Estábamos todos los hijos y nueras alrededor de mi madre, pues era viernes de Dolores y celebrábamos su Santo. Noventa y siete años. La pobre apenas se enteraba de nada y últimamente casi no contábamos con ella de lo mal que estuvo. Ahora estaba con una media sonrisa, pero ida totalmente.
Comimos todos a su alrededor. A mi hermano Eduardo, hubo que quitarle de delante la fuente de “ensaladilla de langostinos”, receta genial de mi hermana, y la de “bacalao al pilpil” que yo había hecho, y recordarle que tenía azúcar a la hora del postre, pues Pilar, la cuidadora de mamá, le había hecho una tarta de turrón que se la estaban comiendo entre mi hermano y Mª Teresa, la mayor de nosotros, también del selecto “Club del Diabético Dulzón”.
Mis cuñadas Margarita y Ana, Pilar mi mujer, y mi hermana Mary Carmen se estaban bebiendo varias cosechas de “Barbadillo”, con lo cual y como de costumbre les dio por ponernos “verdes” a los hombres de la familia, entre brindis varios del dorado elemento.
Después del café, mi hermano fue a echarse un sueñecito, las fumadoras salieron al patio y yo me senté en el viejo sillón de orejas, no muy cómodo, pues estaba pidiendo a gritos un tapizado. Al poco tiempo me sentí sumergido en otro tiempo.

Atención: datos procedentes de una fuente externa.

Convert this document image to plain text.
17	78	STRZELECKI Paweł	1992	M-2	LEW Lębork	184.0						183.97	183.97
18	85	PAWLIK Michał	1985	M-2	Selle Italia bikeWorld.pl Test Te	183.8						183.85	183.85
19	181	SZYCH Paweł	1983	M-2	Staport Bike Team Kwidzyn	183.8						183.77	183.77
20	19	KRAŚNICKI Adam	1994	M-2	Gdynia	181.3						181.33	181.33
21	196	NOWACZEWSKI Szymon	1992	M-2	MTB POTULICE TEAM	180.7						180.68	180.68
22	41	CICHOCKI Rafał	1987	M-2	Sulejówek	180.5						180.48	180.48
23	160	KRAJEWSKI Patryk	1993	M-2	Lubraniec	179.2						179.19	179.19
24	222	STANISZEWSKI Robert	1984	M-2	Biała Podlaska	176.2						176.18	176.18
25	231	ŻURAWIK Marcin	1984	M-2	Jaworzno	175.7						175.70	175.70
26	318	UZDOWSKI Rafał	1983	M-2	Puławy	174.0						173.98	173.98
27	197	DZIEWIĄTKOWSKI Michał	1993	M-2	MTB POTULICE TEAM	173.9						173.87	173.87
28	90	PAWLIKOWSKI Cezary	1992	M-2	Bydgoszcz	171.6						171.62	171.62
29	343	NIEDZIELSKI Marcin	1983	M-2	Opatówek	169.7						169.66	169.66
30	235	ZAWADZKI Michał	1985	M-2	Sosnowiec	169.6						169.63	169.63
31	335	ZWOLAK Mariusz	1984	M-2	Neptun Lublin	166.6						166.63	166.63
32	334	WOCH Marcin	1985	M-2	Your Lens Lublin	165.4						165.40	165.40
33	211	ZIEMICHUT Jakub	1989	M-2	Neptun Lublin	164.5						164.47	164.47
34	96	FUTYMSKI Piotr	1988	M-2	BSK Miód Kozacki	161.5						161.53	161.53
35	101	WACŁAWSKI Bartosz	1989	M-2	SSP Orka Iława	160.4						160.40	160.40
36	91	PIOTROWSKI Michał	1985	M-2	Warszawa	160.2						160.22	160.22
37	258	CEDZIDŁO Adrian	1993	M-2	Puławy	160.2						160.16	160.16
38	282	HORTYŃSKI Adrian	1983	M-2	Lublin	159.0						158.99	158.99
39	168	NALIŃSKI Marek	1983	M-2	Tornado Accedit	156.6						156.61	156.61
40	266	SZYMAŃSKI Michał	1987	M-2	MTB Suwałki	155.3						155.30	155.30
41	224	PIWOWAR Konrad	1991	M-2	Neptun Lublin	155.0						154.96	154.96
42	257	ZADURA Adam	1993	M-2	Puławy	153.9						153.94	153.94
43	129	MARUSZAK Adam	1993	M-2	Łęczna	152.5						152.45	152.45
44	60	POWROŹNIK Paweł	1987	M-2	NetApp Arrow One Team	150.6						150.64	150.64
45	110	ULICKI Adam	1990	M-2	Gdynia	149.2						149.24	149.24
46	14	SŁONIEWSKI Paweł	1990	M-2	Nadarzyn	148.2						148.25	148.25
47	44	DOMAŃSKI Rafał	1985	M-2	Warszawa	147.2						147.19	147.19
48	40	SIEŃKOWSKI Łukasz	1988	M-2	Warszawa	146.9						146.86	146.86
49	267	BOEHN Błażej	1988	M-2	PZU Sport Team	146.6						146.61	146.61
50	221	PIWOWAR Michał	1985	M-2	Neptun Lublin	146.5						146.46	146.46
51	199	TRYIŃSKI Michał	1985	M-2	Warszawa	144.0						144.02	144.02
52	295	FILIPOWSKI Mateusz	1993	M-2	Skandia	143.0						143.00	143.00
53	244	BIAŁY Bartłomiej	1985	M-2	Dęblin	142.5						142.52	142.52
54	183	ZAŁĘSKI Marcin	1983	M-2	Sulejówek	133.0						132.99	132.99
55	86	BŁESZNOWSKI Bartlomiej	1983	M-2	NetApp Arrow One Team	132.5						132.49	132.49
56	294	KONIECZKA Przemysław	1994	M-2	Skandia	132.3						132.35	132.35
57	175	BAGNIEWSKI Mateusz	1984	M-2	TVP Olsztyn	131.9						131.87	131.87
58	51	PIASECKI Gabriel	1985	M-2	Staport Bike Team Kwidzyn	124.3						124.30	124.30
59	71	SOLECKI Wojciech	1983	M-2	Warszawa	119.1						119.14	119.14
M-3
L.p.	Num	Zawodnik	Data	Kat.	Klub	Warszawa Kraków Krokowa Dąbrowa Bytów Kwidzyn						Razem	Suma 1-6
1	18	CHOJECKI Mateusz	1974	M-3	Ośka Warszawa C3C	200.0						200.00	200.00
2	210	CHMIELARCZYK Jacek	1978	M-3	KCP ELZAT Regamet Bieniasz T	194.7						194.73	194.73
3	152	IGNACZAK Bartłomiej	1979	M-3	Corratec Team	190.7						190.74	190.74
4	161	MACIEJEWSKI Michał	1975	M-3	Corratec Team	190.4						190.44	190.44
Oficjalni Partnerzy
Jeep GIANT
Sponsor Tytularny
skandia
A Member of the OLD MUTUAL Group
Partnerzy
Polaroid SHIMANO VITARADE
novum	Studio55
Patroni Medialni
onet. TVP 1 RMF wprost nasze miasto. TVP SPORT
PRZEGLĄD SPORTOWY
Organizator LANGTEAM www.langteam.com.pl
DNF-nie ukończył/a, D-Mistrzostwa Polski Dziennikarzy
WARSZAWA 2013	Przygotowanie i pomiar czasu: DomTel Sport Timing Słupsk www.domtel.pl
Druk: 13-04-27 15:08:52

Las de horas nocturnas sentado en el dormitorio con el libro de geografía por delante y el sueño cerrándome los ojos, procurando aprenderme las comarcas de Soria o de Albacete; los afluentes del Duero o los pueblos de Tarragona. Mi hermano Eduardo durmiendo con la luz encendida, esperando para preguntarme la lección. ¡Lo que a mí me importaba todo esto! O a mi hermano Francisco, ya fallecido y yo, sentados en este sillón rezando el “Santo Rosario” en el dormitorio de mis progenitores, pues estaba enfermo mi padre que a la vejez se había vuelto muy beato. Seguramente le remordería la conciencia por la vida de “tarambana” que había llevado y que nos había dejado en la ruina. Pero esa es otra historia.
Este sillón había pasado por todas las habitaciones de todas las casas en que habíamos vivido esta familia.
También recuerdo cuando Mary Carmen tuvo un reuma muy grave y yo pasaba horas y horas leyendo haciéndole compañía sentado en el dichoso sillón. Hasta recuerdo haber jugado con los soldaditos a guerras escondiéndolos entre sus cojines para que no los descubriera el enemigo, que era mi hermano menor que le tiraba tarugos, ya que el que abatiera a más del bando contrario ganaba.
Pero sobre todo recuerdo cuando me castigaban por casi todo lo que hacía, y me prohibían leer los tebeos del “Capitán Trueno” y yo los escondía en las entretelas del sillón para leerlos a escondidas.
¡Qué tiempos tan tristes! Y es que dinero no teníamos y siempre todo el mundo de mal humor y riñendo; pero sobre todo echaba de menos que en mi casa no había alegría.
Tantos días sentado en el sillón castigado sin salir a la calle a jugar con mis amigos. Tantas humillaciones de casi todos por cualquier cosa. Yo siempre era culpable aunque no supiera por qué. Yo era un niño en una casa de viejos. La única que me comprendía y me ayudaba era mi cuñada Margarita.
Por eso cuando ese día me atreví medio en broma a pedir el desvencijado sillón de orejas y me lo dieron, se me vino todo lo que acabo de contar a la cabeza y pensé que escribirlo me haría bien.
Ya que no me dieron el reloj de oro me quedo con el viejo sillón. Espero que mi mujer me deje ponerlo en mi “burbuja” cuando lo arregle.